Similarly, English Minister Nathaniel Vincent said, “How much of hell is there in the temper of an envious man! The happiness of another is his misery; the good of another is his affliction. He looks upon the virtue of another with an evil eye and is as sorry at the praise of another as if that praise were taken away from himself. Envy makes a hater of his neighbour, and his own tormentor.”
Thus, forced equality is a dead-end pursuit. It will never satisfy those motivated by envy, because resentment often demands revenge.
As such, Lewis insisted that equality has proper limits. While equality is indispensable in law and politics, it becomes destructive when applied indiscriminately to every sphere of life.
“Equality (outside of mathematics) is a purely social conception,” he said. “It applies to man as a political and economic animal. It has no place in the world of the mind.

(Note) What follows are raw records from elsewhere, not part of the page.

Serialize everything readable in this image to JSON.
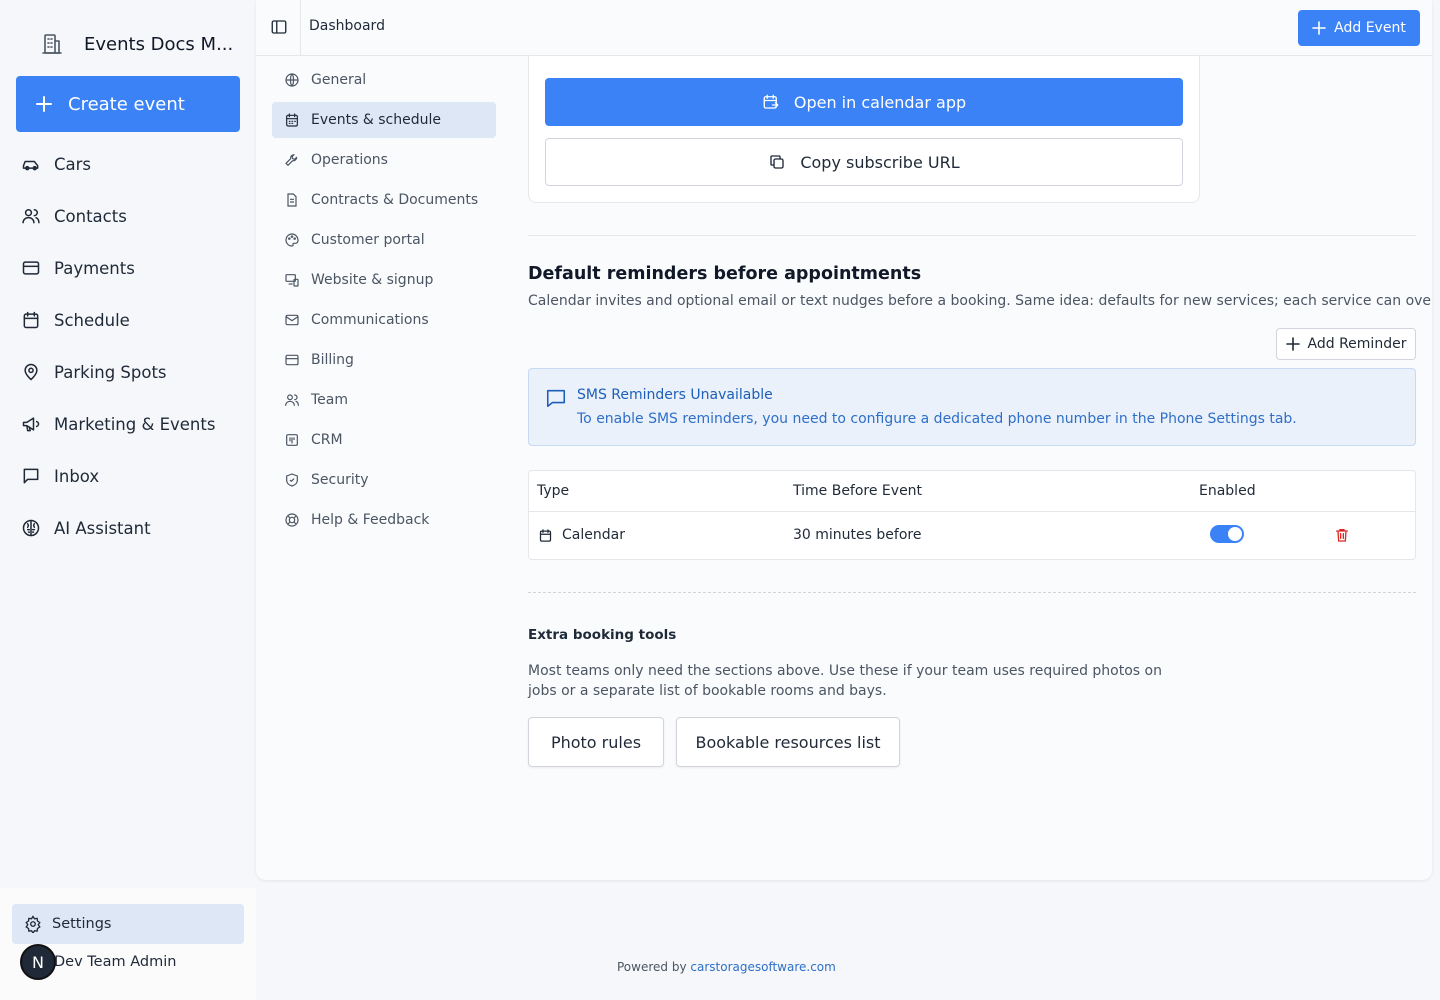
{
  "app": {
    "name": "Events Docs M..."
  },
  "sidebar": {
    "create_label": "Create event",
    "items": [
      {
        "label": "Cars",
        "icon": "car-icon"
      },
      {
        "label": "Contacts",
        "icon": "users-icon"
      },
      {
        "label": "Payments",
        "icon": "credit-card-icon"
      },
      {
        "label": "Schedule",
        "icon": "calendar-icon"
      },
      {
        "label": "Parking Spots",
        "icon": "map-pin-icon"
      },
      {
        "label": "Marketing & Events",
        "icon": "megaphone-icon"
      },
      {
        "label": "Inbox",
        "icon": "message-icon"
      },
      {
        "label": "AI Assistant",
        "icon": "brain-icon"
      }
    ],
    "settings_label": "Settings",
    "user": {
      "initial": "N",
      "name": "Dev Team Admin"
    }
  },
  "topbar": {
    "breadcrumb": "Dashboard",
    "add_event_label": "Add Event"
  },
  "settings_nav": [
    {
      "label": "General",
      "active": false
    },
    {
      "label": "Events & schedule",
      "active": true
    },
    {
      "label": "Operations",
      "active": false
    },
    {
      "label": "Contracts & Documents",
      "active": false
    },
    {
      "label": "Customer portal",
      "active": false
    },
    {
      "label": "Website & signup",
      "active": false
    },
    {
      "label": "Communications",
      "active": false
    },
    {
      "label": "Billing",
      "active": false
    },
    {
      "label": "Team",
      "active": false
    },
    {
      "label": "CRM",
      "active": false
    },
    {
      "label": "Security",
      "active": false
    },
    {
      "label": "Help & Feedback",
      "active": false
    }
  ],
  "calendar_feed": {
    "open_label": "Open in calendar app",
    "copy_label": "Copy subscribe URL"
  },
  "reminders": {
    "title": "Default reminders before appointments",
    "description": "Calendar invites and optional email or text nudges before a booking. Same idea: defaults for new services; each service can override.",
    "add_label": "Add Reminder",
    "alert": {
      "title": "SMS Reminders Unavailable",
      "body": "To enable SMS reminders, you need to configure a dedicated phone number in the Phone Settings tab."
    },
    "table": {
      "headers": {
        "type": "Type",
        "time": "Time Before Event",
        "enabled": "Enabled"
      },
      "rows": [
        {
          "type": "Calendar",
          "time": "30 minutes before",
          "enabled": true
        }
      ]
    }
  },
  "extra_tools": {
    "title": "Extra booking tools",
    "description": "Most teams only need the sections above. Use these if your team uses required photos on jobs or a separate list of bookable rooms and bays.",
    "photo_rules_label": "Photo rules",
    "resources_label": "Bookable resources list"
  },
  "footer": {
    "prefix": "Powered by",
    "link": "carstoragesoftware.com"
  },
  "colors": {
    "accent": "#3b82f6",
    "active_bg": "#dde7f6",
    "danger": "#dc2626"
  }
}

Lewis argued, “Beauty is not democratic—she reveals herself more to the few than to the many, more to the persistent and disciplined seekers than to the careless. Virtue is not democratic—she is achieved by those who pursue her more hotly than most men. Truth is not democratic—she demands special talents and special industry in those to whom she gives her favours.”
Political democracy is doomed, Lewis argued, if it tries to extend its demands for equality into these higher spheres.
“Ethical, intellectual, or aesthetic democracy is death.”
Of course, a healthy society ought to pursue equality before the law, but it should also celebrate excellence. Justice requires that all people be treated equally as citizens, but justice is not so blind that it can’t recognise that truth, beauty, virtue, and talent are not distributed equally.
We may be equal in worth, but we are not all equal in nature. Some people can jump higher than others.
Whenever envy masquerades as equality, the outcome isn’t a fairer society but one that punishes excellence and rewards mediocrity. It is a weight fastened around the neck of society. Consequently, everyone is poorer for it. When excellence is hindered, the whole community suffers.